I seem to recall from health education that every cigarette smoked does some cumulative and irreversible damage. So, with all other variables equal, the guy who stopped for 5 years should be better off. Whether that amount is material, I don’t know.
Also, what I’ve been told over time is that the scientific consensus is very uneasy with specifying a Quantum of Cigarette Damage, E.g. “Mary went out back for a smoke. She did 5 cowboys worth of damage.”, because of the nature of different people and how “hard” people smoke. So it may be the case that one of the men is just more genetically susceptible to smoking damage than the other, or maybe one of them inhales more deeply or something.
IIRC that’s true for some smoking related problems but not others. I want to say your risk of cancer goes down the longer you’ve gone without smoking, but your risk of emphysema will always remain the same…but I could be wrong about that.

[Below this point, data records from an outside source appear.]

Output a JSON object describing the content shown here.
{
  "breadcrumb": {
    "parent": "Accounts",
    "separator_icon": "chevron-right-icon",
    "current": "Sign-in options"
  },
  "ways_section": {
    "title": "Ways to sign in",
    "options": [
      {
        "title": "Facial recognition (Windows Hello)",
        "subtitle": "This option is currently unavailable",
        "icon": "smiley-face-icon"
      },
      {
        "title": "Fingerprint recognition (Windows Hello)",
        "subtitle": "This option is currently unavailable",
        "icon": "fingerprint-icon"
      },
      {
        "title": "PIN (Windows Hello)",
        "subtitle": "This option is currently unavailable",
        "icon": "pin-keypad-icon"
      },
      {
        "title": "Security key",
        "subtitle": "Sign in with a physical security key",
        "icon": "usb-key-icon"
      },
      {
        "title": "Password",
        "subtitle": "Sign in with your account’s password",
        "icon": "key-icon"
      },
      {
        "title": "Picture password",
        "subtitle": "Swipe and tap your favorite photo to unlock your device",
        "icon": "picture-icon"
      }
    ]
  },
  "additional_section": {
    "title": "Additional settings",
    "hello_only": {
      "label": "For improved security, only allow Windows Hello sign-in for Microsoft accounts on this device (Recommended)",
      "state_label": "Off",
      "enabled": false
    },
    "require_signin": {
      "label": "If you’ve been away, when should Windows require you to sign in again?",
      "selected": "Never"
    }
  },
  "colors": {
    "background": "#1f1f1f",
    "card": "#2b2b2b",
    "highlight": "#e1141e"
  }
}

Something else I heard is that ‘cutting down’ doesn’t really do any good in that the body actually needs to be smoke free to start repairing the damage. Again, that was a random piece of information I heard somewhere at some point in my life and it could be rubbish.

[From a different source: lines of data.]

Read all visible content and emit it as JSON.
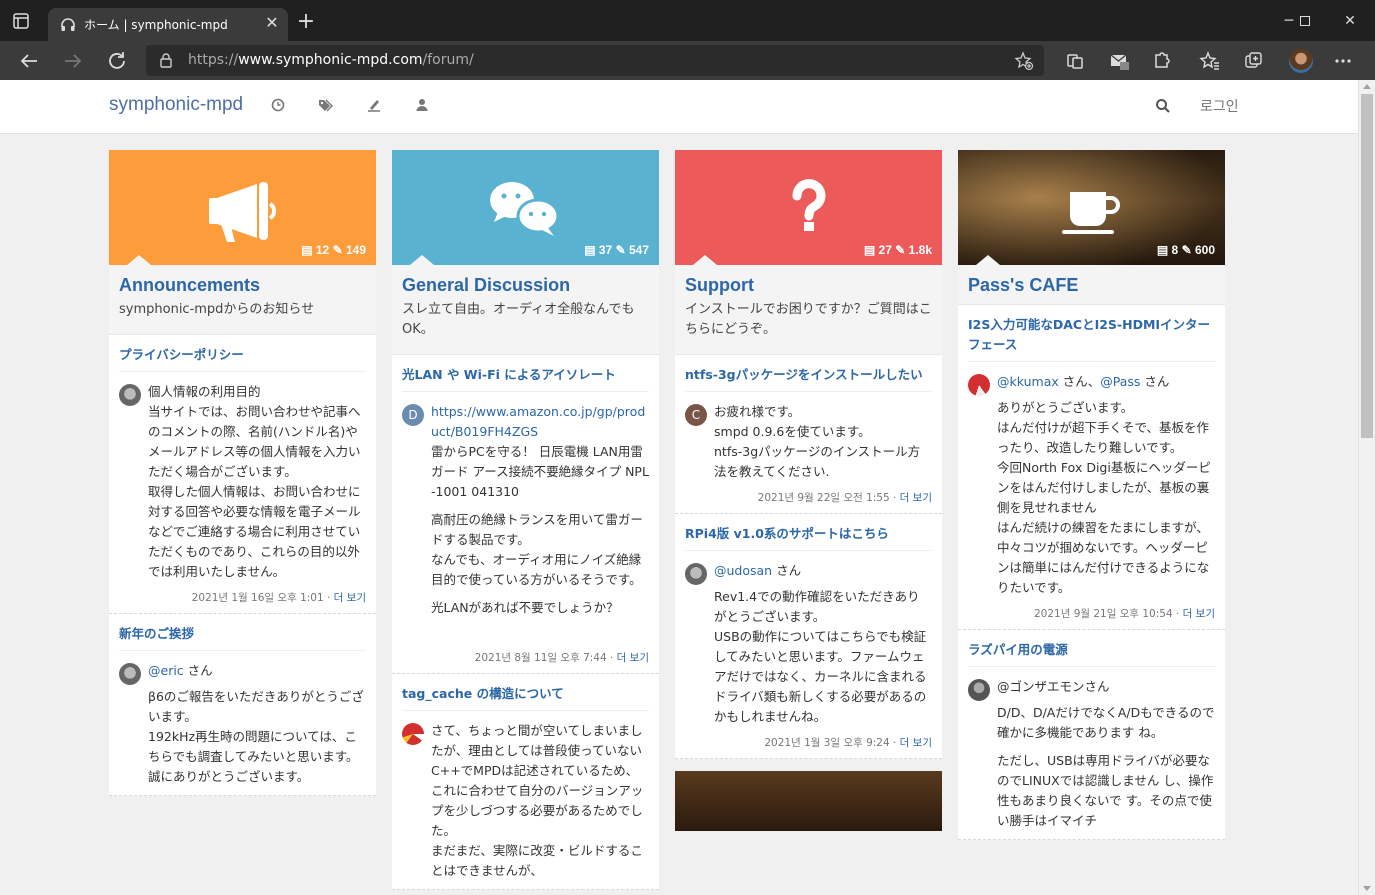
{
  "browser": {
    "tab_title": "ホーム | symphonic-mpd",
    "url_prefix": "https://",
    "url_host": "www.symphonic-mpd.com",
    "url_path": "/forum/"
  },
  "site": {
    "brand": "symphonic-mpd",
    "login": "로그인"
  },
  "columns": [
    {
      "color": "#fd9c3a",
      "icon": "megaphone-icon",
      "topics_count": "12",
      "posts_count": "149",
      "title": "Announcements",
      "desc": "symphonic-mpdからのお知らせ",
      "topics": [
        {
          "title": "プライバシーポリシー",
          "avatar": "cat-avatar",
          "body": [
            "個人情報の利用目的",
            "当サイトでは、お問い合わせや記事へのコメントの際、名前(ハンドル名)やメールアドレス等の個人情報を入力いただく場合がございます。",
            "取得した個人情報は、お問い合わせに対する回答や必要な情報を電子メールなどでご連絡する場合に利用させていただくものであり、これらの目的以外では利用いたしません。"
          ],
          "time": "2021년 1월 16일 오후 1:01",
          "more": "더 보기"
        },
        {
          "title": "新年のご挨拶",
          "avatar": "cat-avatar",
          "mention": "@eric",
          "suffix": " さん",
          "body": [
            "β6のご報告をいただきありがとうございます。",
            "192kHz再生時の問題については、こちらでも調査してみたいと思います。誠にありがとうございます。"
          ],
          "time": "",
          "more": ""
        }
      ]
    },
    {
      "color": "#59b3d0",
      "icon": "chat-bubbles-icon",
      "topics_count": "37",
      "posts_count": "547",
      "title": "General Discussion",
      "desc": "スレ立て自由。オーディオ全般なんでもOK。",
      "topics": [
        {
          "title": "光LAN や Wi-Fi によるアイソレート",
          "avatar": "D",
          "avatar_color": "#6a8caf",
          "link": "https://www.amazon.co.jp/gp/product/B019FH4ZGS",
          "body": [
            "雷からPCを守る！ 日辰電機 LAN用雷ガード アース接続不要絶縁タイプ NPL-1001 041310",
            "高耐圧の絶縁トランスを用いて雷ガードする製品です。",
            "なんでも、オーディオ用にノイズ絶縁目的で使っている方がいるそうです。",
            "光LANがあれば不要でしょうか？"
          ],
          "time": "2021년 8월 11일 오후 7:44",
          "more": "더 보기"
        },
        {
          "title": "tag_cache の構造について",
          "avatar": "spiral-avatar",
          "body": [
            "さて、ちょっと間が空いてしまいましたが、理由としては普段使っていないC++でMPDは記述されているため、これに合わせて自分のバージョンアップを少しづつする必要があるためでした。",
            "まだまだ、実際に改変・ビルドすることはできませんが、"
          ],
          "time": "",
          "more": ""
        }
      ]
    },
    {
      "color": "#ec5a5a",
      "icon": "question-icon",
      "topics_count": "27",
      "posts_count": "1.8k",
      "title": "Support",
      "desc": "インストールでお困りですか？ご質問はこちらにどうぞ。",
      "topics": [
        {
          "title": "ntfs-3gパッケージをインストールしたい",
          "avatar": "C",
          "avatar_color": "#795548",
          "body": [
            "お疲れ様です。",
            "smpd 0.9.6を使ています。",
            "ntfs-3gパッケージのインストール方法を教えてください."
          ],
          "time": "2021년 9월 22일 오전 1:55",
          "more": "더 보기"
        },
        {
          "title": "RPi4版 v1.0系のサポートはこちら",
          "avatar": "cat-avatar",
          "mention": "@udosan",
          "suffix": " さん",
          "body": [
            "Rev1.4での動作確認をいただきありがとうございます。",
            "USBの動作についてはこちらでも検証してみたいと思います。ファームウェアだけではなく、カーネルに含まれるドライバ類も新しくする必要があるのかもしれませんね。"
          ],
          "time": "2021년 1월 3일 오후 9:24",
          "more": "더 보기"
        }
      ]
    },
    {
      "color": "#4a3a28",
      "icon": "coffee-cup-icon",
      "topics_count": "8",
      "posts_count": "600",
      "title": "Pass's CAFE",
      "desc": "",
      "topics": [
        {
          "title": "I2S入力可能なDACとI2S-HDMIインターフェース",
          "avatar": "red-avatar",
          "mention": "@kkumax",
          "suffix": " さん、",
          "mention2": "@Pass",
          "suffix2": " さん",
          "body": [
            "ありがとうございます。",
            "はんだ付けが超下手くそで、基板を作ったり、改造したり難しいです。",
            "今回North Fox Digi基板にヘッダーピンをはんだ付けしましたが、基板の裏側を見せれません",
            "はんだ続けの練習をたまにしますが、中々コツが掴めないです。ヘッダーピンは簡単にはんだ付けできるようになりたいです。"
          ],
          "time": "2021년 9월 21일 오후 10:54",
          "more": "더 보기"
        },
        {
          "title": "ラズパイ用の電源",
          "avatar": "gray-avatar",
          "plain_prefix": "@ゴンザエモンさん",
          "body": [
            "D/D、D/AだけでなくA/Dもできるので確かに多機能であります ね。",
            "ただし、USBは専用ドライバが必要なのでLINUXでは認識しません し、操作性もあまり良くないで す。その点で使い勝手はイマイチ"
          ],
          "time": "",
          "more": ""
        }
      ]
    }
  ]
}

Having said all that, I would think that all else being exactly equal, someone who quit smoking for 5 years and then picked it up would have (5 x packs per day) Pack Years less under his belt. That’s gotta count for something.
In other words, two people, both 50, same genetic makeup, smoked the same amount, inhaled just as hard, ate the same, etc etc etc. Both smoked 2 packs per day. One is at 70 pack years the other is at 60 pack years.
I suppose that’s not a big difference and the older they get, the closer those numbers are going to be to each other.
Considering that factor alone is probably not useful. I’m guessing based on the studies I’ve seen that 5 years of non-smoking in the midst of a 50 year smoking habit is not going show a significant statistical difference. Whatever the cause of lung cancer is, 45-50 years of smoking is unquestionably sufficient to contribute the smoking related component. This is likely to be true of all of the health issues related to smoking.
There are a lot of smoking studies out there. Many of them use questionable methodology, but not all. Most of the questionable ones lead to similar results as those using more rigorous methodology. The worst ones are obviously outlandish, such as the claiming that smoking a single cigarette in a lifetime leads to a significant increase in smoking related disease. I’d concentrate on the overwhelming consensus that smoking greatly increases the risk of numerous health problems, and the more one smokes, the more likely it is for those problems to occur.
Hmm, that doesn’t quite match my understanding of how smoking causes cancer, though most of my knowledge of cancer comes from the molecular biology end of things. Anyways, my impression was that smoking usually causes very slow growing lung cancers, such that cancer rates start to increase about 20 years after people start smoking. In this case, a good amount of the cancer-causing damage has already been done. But quitting from 30-35 might still reduce the cumulative cancer risk from 50 onwards. Quitting at, say, 55 is probably too late to reduce the cancer risk but it will definitely reduce the emphysema risk.
That’s a good point, the difference is going to be relatively insignificant. Even if we assume perfectly linear damage that increases various risks, 45 years vs 50 years isn’t much of a difference. 0.9 relative risk reduction is pretty small, and you need a large and well-controlled study to detect any statistically significant differences between those two hypothetical populations. But such a study isn’t scientifically interesting – lots of smoking is bad, slightly less smoking is slightly less bad, which we already know from other methods.